6) It's hilarious that Harding began writing messages to the invisible deletion gremlin inside his laptop.

7) The simplest explanation is that his delete key was sticking. This happens all the time. Food gets in there; keys get worn after a while (even space age light-up ones); any number of reasonable explanations that should've been at the top of Harding's list before ever reaching NSA or the GCHQ. Funny enough, in the comments under Harding's article, the sole "Guardian Pick" comment was, "... Or you've got a bit of cheese stuck under the delete key of your laptop." Could it be that other staffers from The Guardian think this is bullshit? Maybe.

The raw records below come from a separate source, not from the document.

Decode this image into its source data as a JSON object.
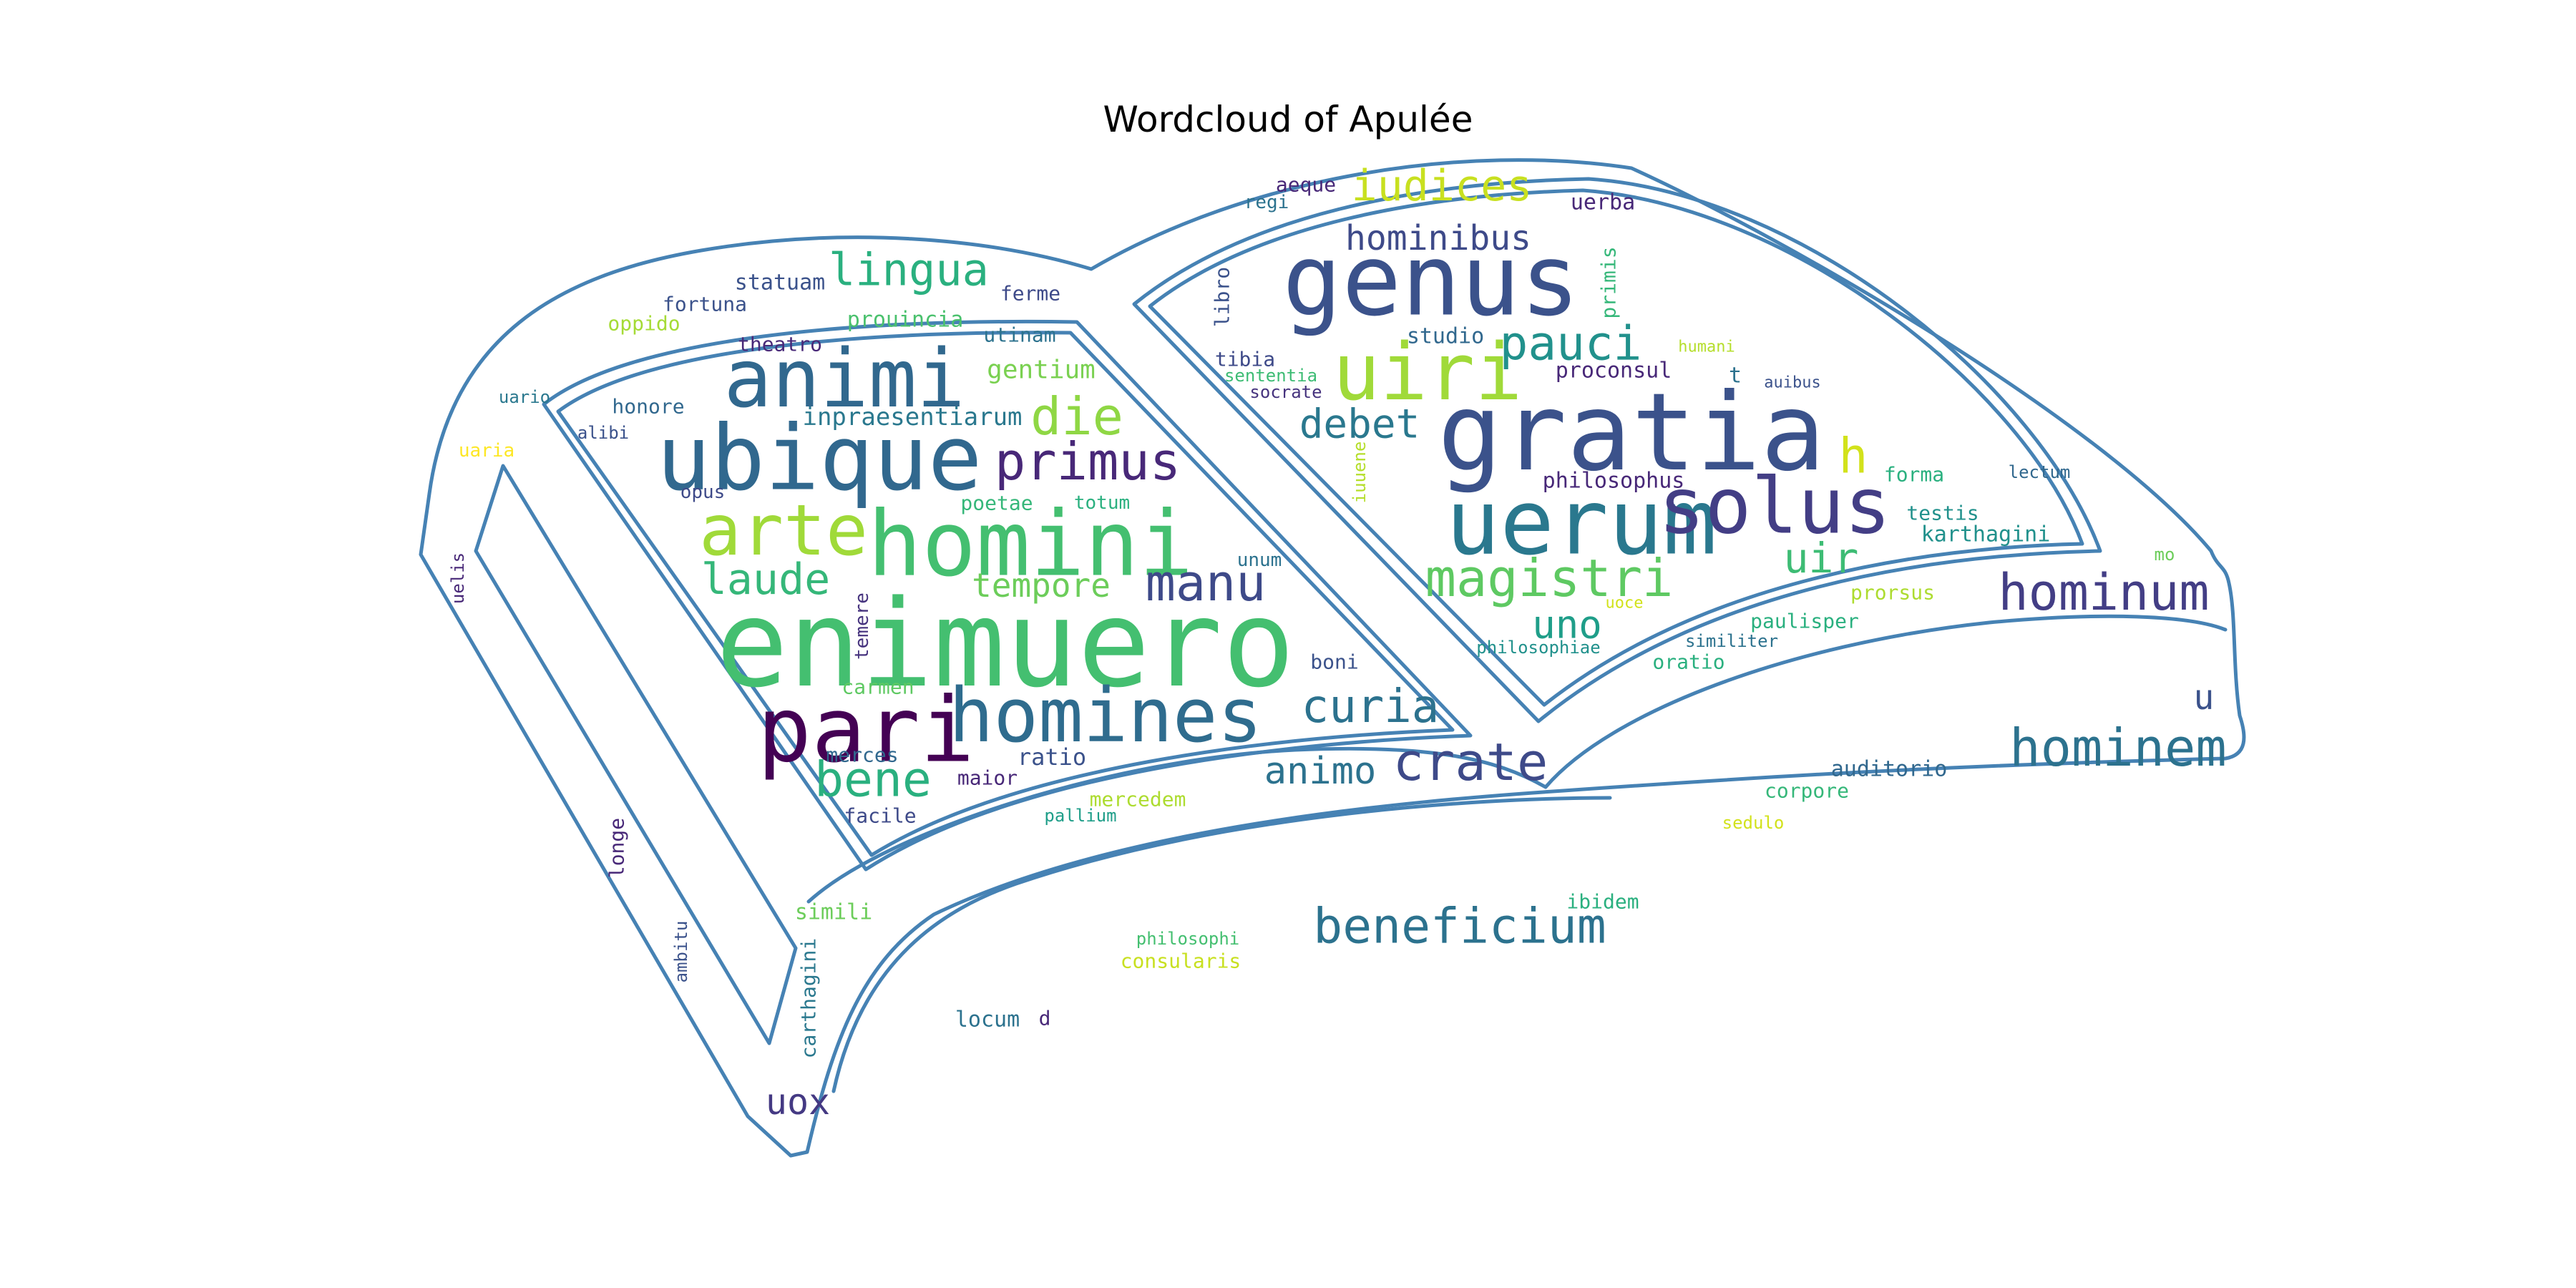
{
  "title": "Wordcloud of Apulée",
  "outline_color": "#4682b4",
  "words": [
    {
      "text": "enimuero",
      "color": "#44bf70"
    },
    {
      "text": "gratia",
      "color": "#3b528b"
    },
    {
      "text": "homini",
      "color": "#44bf70"
    },
    {
      "text": "genus",
      "color": "#3b528b"
    },
    {
      "text": "uerum",
      "color": "#2a788e"
    },
    {
      "text": "ubique",
      "color": "#31688e"
    },
    {
      "text": "animi",
      "color": "#31688e"
    },
    {
      "text": "homines",
      "color": "#2f6c8e"
    },
    {
      "text": "pari",
      "color": "#440154"
    },
    {
      "text": "uiri",
      "color": "#a0da39"
    },
    {
      "text": "solus",
      "color": "#433e85"
    },
    {
      "text": "arte",
      "color": "#a0da39"
    },
    {
      "text": "hominem",
      "color": "#2c728e"
    },
    {
      "text": "crate",
      "color": "#3e4a89"
    },
    {
      "text": "hominum",
      "color": "#433e85"
    },
    {
      "text": "magistri",
      "color": "#5ec962"
    },
    {
      "text": "beneficium",
      "color": "#2c728e"
    },
    {
      "text": "primus",
      "color": "#482878"
    },
    {
      "text": "manu",
      "color": "#3e4a89"
    },
    {
      "text": "pauci",
      "color": "#21918c"
    },
    {
      "text": "bene",
      "color": "#2ab07f"
    },
    {
      "text": "curia",
      "color": "#2c728e"
    },
    {
      "text": "die",
      "color": "#8fd744"
    },
    {
      "text": "laude",
      "color": "#35b779"
    },
    {
      "text": "lingua",
      "color": "#2ab07f"
    },
    {
      "text": "iudices",
      "color": "#c8e020"
    },
    {
      "text": "h",
      "color": "#d2e21b"
    },
    {
      "text": "uir",
      "color": "#3dbc74"
    },
    {
      "text": "debet",
      "color": "#2a788e"
    },
    {
      "text": "animo",
      "color": "#2c728e"
    },
    {
      "text": "hominibus",
      "color": "#3e4a89"
    },
    {
      "text": "tempore",
      "color": "#6ccd5a"
    },
    {
      "text": "uno",
      "color": "#1f9e89"
    },
    {
      "text": "uox",
      "color": "#443983"
    },
    {
      "text": "u",
      "color": "#3b528b"
    },
    {
      "text": "inpraesentiarum",
      "color": "#2a788e"
    },
    {
      "text": "gentium",
      "color": "#7ad151"
    },
    {
      "text": "prouincia",
      "color": "#4ac16d"
    },
    {
      "text": "statuam",
      "color": "#3b528b"
    },
    {
      "text": "ferme",
      "color": "#3e4a89"
    },
    {
      "text": "fortuna",
      "color": "#3b528b"
    },
    {
      "text": "oppido",
      "color": "#a5db36"
    },
    {
      "text": "theatro",
      "color": "#482878"
    },
    {
      "text": "utinam",
      "color": "#2c728e"
    },
    {
      "text": "uario",
      "color": "#2a788e"
    },
    {
      "text": "honore",
      "color": "#31688e"
    },
    {
      "text": "alibi",
      "color": "#3b528b"
    },
    {
      "text": "uaria",
      "color": "#fde725"
    },
    {
      "text": "opus",
      "color": "#3e4a89"
    },
    {
      "text": "poetae",
      "color": "#35b779"
    },
    {
      "text": "totum",
      "color": "#2ab07f"
    },
    {
      "text": "unum",
      "color": "#2c728e"
    },
    {
      "text": "temere",
      "color": "#46337e"
    },
    {
      "text": "carmen",
      "color": "#5ec962"
    },
    {
      "text": "merces",
      "color": "#31688e"
    },
    {
      "text": "ratio",
      "color": "#3b528b"
    },
    {
      "text": "maior",
      "color": "#482878"
    },
    {
      "text": "mercedem",
      "color": "#addc30"
    },
    {
      "text": "pallium",
      "color": "#1f9e89"
    },
    {
      "text": "facile",
      "color": "#3e4a89"
    },
    {
      "text": "boni",
      "color": "#3b528b"
    },
    {
      "text": "uelis",
      "color": "#482878"
    },
    {
      "text": "longe",
      "color": "#482878"
    },
    {
      "text": "ambitu",
      "color": "#3b528b"
    },
    {
      "text": "simili",
      "color": "#6ccd5a"
    },
    {
      "text": "carthagini",
      "color": "#2a788e"
    },
    {
      "text": "philosophi",
      "color": "#44bf70"
    },
    {
      "text": "consularis",
      "color": "#c8e020"
    },
    {
      "text": "locum",
      "color": "#2c728e"
    },
    {
      "text": "d",
      "color": "#482878"
    },
    {
      "text": "ibidem",
      "color": "#2ab07f"
    },
    {
      "text": "aeque",
      "color": "#482878"
    },
    {
      "text": "regi",
      "color": "#2c728e"
    },
    {
      "text": "uerba",
      "color": "#482878"
    },
    {
      "text": "libro",
      "color": "#3b528b"
    },
    {
      "text": "primis",
      "color": "#35b779"
    },
    {
      "text": "studio",
      "color": "#31688e"
    },
    {
      "text": "tibia",
      "color": "#3e4a89"
    },
    {
      "text": "sententia",
      "color": "#3dbc74"
    },
    {
      "text": "socrate",
      "color": "#46337e"
    },
    {
      "text": "humani",
      "color": "#b5de2b"
    },
    {
      "text": "proconsul",
      "color": "#482878"
    },
    {
      "text": "t",
      "color": "#2c728e"
    },
    {
      "text": "auibus",
      "color": "#3b528b"
    },
    {
      "text": "iuuene",
      "color": "#b5de2b"
    },
    {
      "text": "philosophus",
      "color": "#482878"
    },
    {
      "text": "forma",
      "color": "#2ab07f"
    },
    {
      "text": "lectum",
      "color": "#31688e"
    },
    {
      "text": "testis",
      "color": "#21918c"
    },
    {
      "text": "karthagini",
      "color": "#21918c"
    },
    {
      "text": "mo",
      "color": "#6ccd5a"
    },
    {
      "text": "prorsus",
      "color": "#addc30"
    },
    {
      "text": "uoce",
      "color": "#d2e21b"
    },
    {
      "text": "paulisper",
      "color": "#2ab07f"
    },
    {
      "text": "philosophiae",
      "color": "#21918c"
    },
    {
      "text": "similiter",
      "color": "#2c728e"
    },
    {
      "text": "oratio",
      "color": "#2ab07f"
    },
    {
      "text": "auditorio",
      "color": "#31688e"
    },
    {
      "text": "corpore",
      "color": "#35b779"
    },
    {
      "text": "sedulo",
      "color": "#d2e21b"
    }
  ]
}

8) If this had happened to me, I would've grabbed my phone and taken a video of it, especially if I was mental enough to believe it was a government spy. After all, Harding's ostensibly a journalist tasked with gathering information and documentary evidence. But no. No video.

9) How does the cursor move "rapidly from the left, gobbling text?" The cursor only moves left-to-right when words are being typed, not deleted. UPDATE: A reader in the comments noted that perhaps Harding kept accidentally hitting the "Insert" key, which would delete words "from the left" as he typed them.

Ultimately, if this doesn't totally destroy whatever credibility The Guardian had left, I don't know what will. The story has been continually accompanied by a not-so-subtle Alex Jones, paranoid, tinfoil-hat vibe from the beginning, but this is unmitigated InfoWars hokum. There's no evidence here. None. Like many of the other NSA stories, this article is full of conspiratorial leaps of logic, misleading claims and outright nonsense. Again, how are we expected to believe anything published in The Guardian any more?